Two years after the wall fell, I got my big chance. I was invited to go with a group of students to several places in Eastern and Western Europe. One of those places was Berlin. When we went there, they were still tearing down the wall. A bunch of us visited the Brandenburg Gate where the demolition crews were still tearing down the wall. The workers were outgoing, and they all told us their stories about reuniting with their families and how honored they were to be the ones hired to demolish most of the wall. They felt honored and that they had been a part of history. It was moving to hear the stories of men who had in the last two years finally been able to see their grandmothers, grandfathers, cousins, and so many more. It was heartwarming. The workers allowed each of us to take a sledge hammer and knock off our own pieces of the wall. I keep them to this day. Those pieces of that wall are the most important souvenirs I've ever gotten anywhere. I cherish them along with the stories that I was told by real people who lived with that wall.
So much has changed. The once Soviet signs of strength and solidarity are now historic monuments to times gone by. Berlin moves forward. They are going in the right direction. 25 years have passed, and the world has changed. The city of Berlin has changed. There are many who are too young to remember the wall in all it's Soviet Glory. Us old folks will never forget. We will walk the pieces of the wall that are left and remember a time of great celebration.
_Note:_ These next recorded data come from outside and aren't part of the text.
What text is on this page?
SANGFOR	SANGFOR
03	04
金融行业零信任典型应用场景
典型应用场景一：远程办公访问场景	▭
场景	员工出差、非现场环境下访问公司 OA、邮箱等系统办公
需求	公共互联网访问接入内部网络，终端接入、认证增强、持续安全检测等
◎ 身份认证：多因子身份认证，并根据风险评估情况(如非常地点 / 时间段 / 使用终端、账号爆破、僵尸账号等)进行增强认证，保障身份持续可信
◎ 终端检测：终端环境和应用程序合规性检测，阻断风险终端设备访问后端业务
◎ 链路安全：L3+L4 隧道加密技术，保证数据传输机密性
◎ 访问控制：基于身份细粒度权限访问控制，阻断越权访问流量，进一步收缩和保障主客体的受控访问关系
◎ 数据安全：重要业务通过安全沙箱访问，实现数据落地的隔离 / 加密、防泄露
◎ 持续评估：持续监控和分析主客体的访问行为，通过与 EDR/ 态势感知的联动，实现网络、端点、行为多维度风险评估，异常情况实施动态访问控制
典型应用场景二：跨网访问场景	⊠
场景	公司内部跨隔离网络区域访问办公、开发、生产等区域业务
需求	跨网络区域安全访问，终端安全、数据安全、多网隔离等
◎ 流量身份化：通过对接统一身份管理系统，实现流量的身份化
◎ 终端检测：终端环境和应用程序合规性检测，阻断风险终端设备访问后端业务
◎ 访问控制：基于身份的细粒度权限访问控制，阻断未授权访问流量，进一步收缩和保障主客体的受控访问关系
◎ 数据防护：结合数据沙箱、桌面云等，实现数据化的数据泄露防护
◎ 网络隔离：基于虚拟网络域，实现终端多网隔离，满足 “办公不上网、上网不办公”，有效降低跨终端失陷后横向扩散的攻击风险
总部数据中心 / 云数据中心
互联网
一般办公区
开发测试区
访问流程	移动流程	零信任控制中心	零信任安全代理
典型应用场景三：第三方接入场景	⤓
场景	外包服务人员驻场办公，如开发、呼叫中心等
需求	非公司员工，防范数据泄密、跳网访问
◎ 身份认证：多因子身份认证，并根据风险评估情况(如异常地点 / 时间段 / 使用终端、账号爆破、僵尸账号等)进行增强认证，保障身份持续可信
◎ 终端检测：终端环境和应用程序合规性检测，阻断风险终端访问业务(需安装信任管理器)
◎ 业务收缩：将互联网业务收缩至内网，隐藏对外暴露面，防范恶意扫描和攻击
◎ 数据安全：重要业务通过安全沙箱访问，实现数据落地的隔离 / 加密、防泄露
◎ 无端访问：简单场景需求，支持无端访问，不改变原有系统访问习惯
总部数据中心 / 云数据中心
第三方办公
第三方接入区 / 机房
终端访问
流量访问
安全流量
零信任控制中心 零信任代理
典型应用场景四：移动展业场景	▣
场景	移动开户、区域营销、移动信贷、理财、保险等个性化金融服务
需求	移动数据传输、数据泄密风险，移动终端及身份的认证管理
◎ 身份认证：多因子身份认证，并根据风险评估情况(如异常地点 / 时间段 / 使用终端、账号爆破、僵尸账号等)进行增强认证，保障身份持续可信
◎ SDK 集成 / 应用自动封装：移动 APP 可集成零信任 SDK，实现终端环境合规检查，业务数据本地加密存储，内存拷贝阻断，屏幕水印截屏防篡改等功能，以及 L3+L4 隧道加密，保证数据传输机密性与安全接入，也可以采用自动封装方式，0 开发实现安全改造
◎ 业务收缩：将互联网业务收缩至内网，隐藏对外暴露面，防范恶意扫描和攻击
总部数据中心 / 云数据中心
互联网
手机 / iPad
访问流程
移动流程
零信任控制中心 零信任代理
We will visit the Checkpoint Charlie Museum and remember a time of fear and loathing. We will walk down the Kurfurstendam and remember that it was not that long ago that it stopped at the wall. We will visit the dozen or more sites around the globe where pieces of the wall are proudly exhibited so that no one around the world will forget.
25 years ago the wall was breached and a country was reunited. A couple of years later, I got my chance to see the remains and sit on top of that wall. I've seen a lot in my lifetime. One of the greatest places that I ever saw was Berlin. It's a town that never sleeps. It's a town of beautiful parks, amazing museums, open air history, fabulous architecture, great food, gorgeous art, and people that you will never forget. Come to Berlin to celebrate 25 years since that wall came down. Come to celebrate. Come to learn. Come to see what this amazing city has become.